There are two separate issues that we need to address: unit tests (we'll define this as code tested in isolation, within or spawned from within the testing process), and integration tests (we'll define this as code running in its own process, tested from the outside). I have two separate but related proposal for how to handle those.

I'd like to avoid discussion which versions of things we think should be supported in Stein in this thread. Let's come up with a process that we think is a good one to take into T and beyond, and then retroactively apply it to Stein. Competing proposals are of course welcome, in addition to feedback on this one.

Unit Tests

For unit tests, the most important thing is to test on the versions of Python we target. It's less important to be using the exact distro that we want to target, because unit tests generally won't interact with stuff outside of Python.

I'd like to propose that we handle this by setting up a unit test template in openstack-zuul-jobs for each release. So for Stein we'd have openstack-python3-stein-jobs. This template would contain:

* A voting gate job for the highest minor version of py3 we want to support in that release. * A voting gate job for the lowest minor version of py3 we want to support in that release.
* A periodic job for any interim minor releases.
* (Starting late in the cycle) a non-voting check job for the highest minor version of py3 we want to support in the *next* release (if different), on the master branch only.

So, for example, (and this is still under active debate) for Stein we might have gating jobs for py35 and py37, with a periodic job for py36. The T jobs might only have voting py36 and py37 jobs, but late in the T cycle we might add a non-voting py38 job on master so that people who haven't switched to the U template yet can see what, if anything, they'll need to fix.

We'll run the unit tests on any distro we can find that supports the version of Python we want. It could be a non-LTS Ubuntu, Fedora, Debian unstable, whatever it takes. We won't wait for an LTS Ubuntu to have a particular Python version before trying to test it.

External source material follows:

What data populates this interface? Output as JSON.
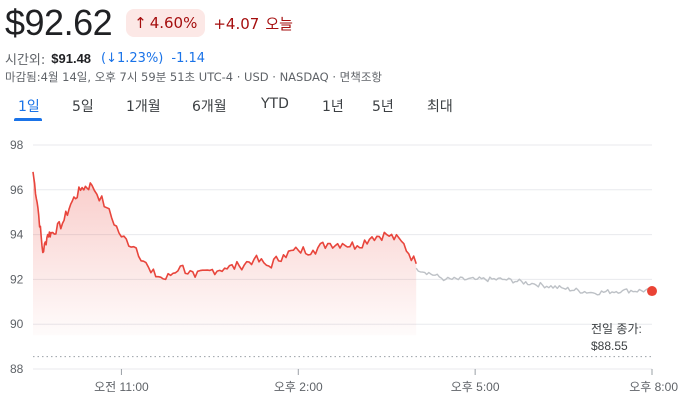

Before the start of each cycle, the TC would determine which range of versions we want to support, on the basis of the latest one we can find in any distro and the earliest one we're likely to need in one of the supported Linux distros. There will be a project-wide goal to switch the testing template from e.g. openstack-python3-stein-jobs to openstack-python3-treasure-jobs for every repo before the end of the cycle. We'll have goal champions as usual following up and helping teams with the process. We'll know where the problem areas are because we'll have added non-voting jobs for any new Python versions to the previous release's template.

Integration Tests

Integration tests do test, amongst other things, integration with non-openstack-supplied things in the distro, so it's important that we test on the actual distros we have identified as popular.[2] It's also important that every project be testing on the same distro at the end of a release, so we can be sure they all work together for users.

When a new release of CentOS or a new LTS release of Ubuntu comes out, the TC will create a project-wide goal for the *next* release cycle to switch all integration tests over to that distro. It's up to individual projects to make the switch for the tests that they own (e.g. it'd be the QA team for Tempest, but other individual projects for their own jobs). Again, there'll be a goal champion to monitor and follow up.